CONCLUSIONS: Many of our risk models demonstrated high calibration and discrimination for adverse event prediction. Furthermore, our novel KG-LIME method was able to utilize the knowledge graph to highlight concepts that were important to prediction. Future work will be required to further explore the temporal window of adverse event occurrence beyond the generic 1-year window used here, particularly for short-term inpatient adverse events and long-term severe adverse events.
摘要:
目标:这个项目的目的是创建时间感知,与多发性硬化疾病改善治疗相关的药物不良事件的个体水平风险评分模型,并为模型预测行为提供可解释的解释。

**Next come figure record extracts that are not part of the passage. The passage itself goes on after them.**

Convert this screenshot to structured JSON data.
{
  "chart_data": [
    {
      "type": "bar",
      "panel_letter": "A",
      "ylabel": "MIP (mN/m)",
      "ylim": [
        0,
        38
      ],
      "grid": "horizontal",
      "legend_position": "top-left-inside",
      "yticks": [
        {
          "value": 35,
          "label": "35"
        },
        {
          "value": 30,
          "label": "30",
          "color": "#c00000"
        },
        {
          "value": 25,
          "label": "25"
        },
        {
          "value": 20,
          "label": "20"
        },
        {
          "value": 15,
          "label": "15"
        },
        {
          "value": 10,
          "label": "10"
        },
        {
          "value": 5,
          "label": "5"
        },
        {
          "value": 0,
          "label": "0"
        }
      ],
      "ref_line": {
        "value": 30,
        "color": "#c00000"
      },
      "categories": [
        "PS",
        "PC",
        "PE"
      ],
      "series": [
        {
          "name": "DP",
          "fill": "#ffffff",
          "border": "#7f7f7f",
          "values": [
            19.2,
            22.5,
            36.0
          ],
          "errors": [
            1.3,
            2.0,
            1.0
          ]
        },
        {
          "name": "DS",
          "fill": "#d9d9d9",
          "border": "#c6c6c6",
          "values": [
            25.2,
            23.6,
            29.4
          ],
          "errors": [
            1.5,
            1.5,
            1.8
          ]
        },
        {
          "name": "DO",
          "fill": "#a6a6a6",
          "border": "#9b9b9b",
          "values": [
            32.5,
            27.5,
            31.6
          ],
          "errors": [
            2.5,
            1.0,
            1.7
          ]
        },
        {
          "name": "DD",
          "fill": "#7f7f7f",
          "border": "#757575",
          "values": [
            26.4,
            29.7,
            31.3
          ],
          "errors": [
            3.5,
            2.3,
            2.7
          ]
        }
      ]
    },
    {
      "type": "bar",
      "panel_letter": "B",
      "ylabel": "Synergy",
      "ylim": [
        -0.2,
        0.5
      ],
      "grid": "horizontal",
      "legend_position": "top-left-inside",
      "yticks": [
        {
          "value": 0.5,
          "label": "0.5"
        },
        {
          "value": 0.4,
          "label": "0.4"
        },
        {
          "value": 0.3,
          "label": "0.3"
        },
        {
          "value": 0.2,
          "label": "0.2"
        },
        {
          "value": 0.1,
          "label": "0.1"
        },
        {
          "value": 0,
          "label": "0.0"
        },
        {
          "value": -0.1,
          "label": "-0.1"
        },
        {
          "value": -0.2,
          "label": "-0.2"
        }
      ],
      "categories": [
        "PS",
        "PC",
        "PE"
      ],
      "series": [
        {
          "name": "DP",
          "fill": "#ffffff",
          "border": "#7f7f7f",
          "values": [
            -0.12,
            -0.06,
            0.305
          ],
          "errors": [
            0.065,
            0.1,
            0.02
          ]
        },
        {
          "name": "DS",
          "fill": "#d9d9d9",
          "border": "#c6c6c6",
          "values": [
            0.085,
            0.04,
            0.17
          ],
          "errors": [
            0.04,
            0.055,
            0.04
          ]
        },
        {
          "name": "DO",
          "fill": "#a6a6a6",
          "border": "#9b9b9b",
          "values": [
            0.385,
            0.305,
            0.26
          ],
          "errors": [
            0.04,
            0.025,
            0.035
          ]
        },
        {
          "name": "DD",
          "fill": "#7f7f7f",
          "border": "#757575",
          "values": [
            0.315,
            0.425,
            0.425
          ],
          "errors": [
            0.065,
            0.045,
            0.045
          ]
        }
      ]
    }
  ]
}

方法:我们使用从电子健康记录中导出的观察性医疗结果的时间序列伙伴关系通用数据模型(OMOPCDM)概念作为模型特征。每个概念都被分配了一个嵌入表示,该表示是从在OMOP概念关系的知识图(KG)上训练的图卷积网络中学习的。将概念嵌入输入长期短期记忆网络,以预测药物暴露后的1年不良事件。最后,我们实现了局部可解释模型不可知解释(LIME)方法的新扩展,知识图LIME(KG-LIME)来利用KG并解释每个模型的个体预测。
结果:对于一组4859名患者,我们发现,我们的模型可有效预测56种不良事件类型中的32种(P<.05),将人口统计学和既往诊断作为变量进行比较.我们还以曲线下面积(AUC=0.77±0.15)和精确召回曲线下面积(AUC-PR=0.31±0.27)的形式评估了歧视,并以Brier评分(BS=0.04±0.04)的形式评估了校准。此外,KG-LIME生成了用于预测的相关医学概念的可解释文献验证列表。
结论:我们的许多风险模型证明了不良事件预测的高度校准和辨别。此外,我们新颖的KG-LIME方法能够利用知识图来突出显示对预测很重要的概念。未来的工作将需要进一步探索不良事件发生的时间窗口,超出此处使用的通用1年窗口。特别是短期住院不良事件和长期严重不良事件。
方法:我们使用从电子健康记录中导出的观察性医疗结果的时间序列伙伴关系通用数据模型(OMOPCDM)概念作为模型特征。每个概念都被分配了一个嵌入表示,该表示是从在OMOP概念关系的知识图(KG)上训练的图卷积网络中学习的。将概念嵌入输入长期短期记忆网络,以预测药物暴露后的1年不良事件。最后,我们实现了局部可解释模型不可知解释(LIME)方法的新扩展,知识图LIME(KG-LIME)来利用KG并解释每个模型的个体预测。
结果:对于一组4859名患者,我们发现,我们的模型可有效预测56种不良事件类型中的32种(P<.05),将人口统计学和既往诊断作为变量进行比较.我们还以曲线下面积(AUC=0.77±0.15)和精确召回曲线下面积(AUC-PR=0.31±0.27)的形式评估了歧视,并以Brier评分(BS=0.04±0.04)的形式评估了校准。此外,KG-LIME生成了用于预测的相关医学概念的可解释文献验证列表。
结论:我们的许多风险模型证明了不良事件预测的高度校准和辨别。此外,我们新颖的KG-LIME方法能够利用知识图来突出显示对预测很重要的概念。未来的工作将需要进一步探索不良事件发生的时间窗口,超出此处使用的通用1年窗口。特别是短期住院不良事件和长期严重不良事件。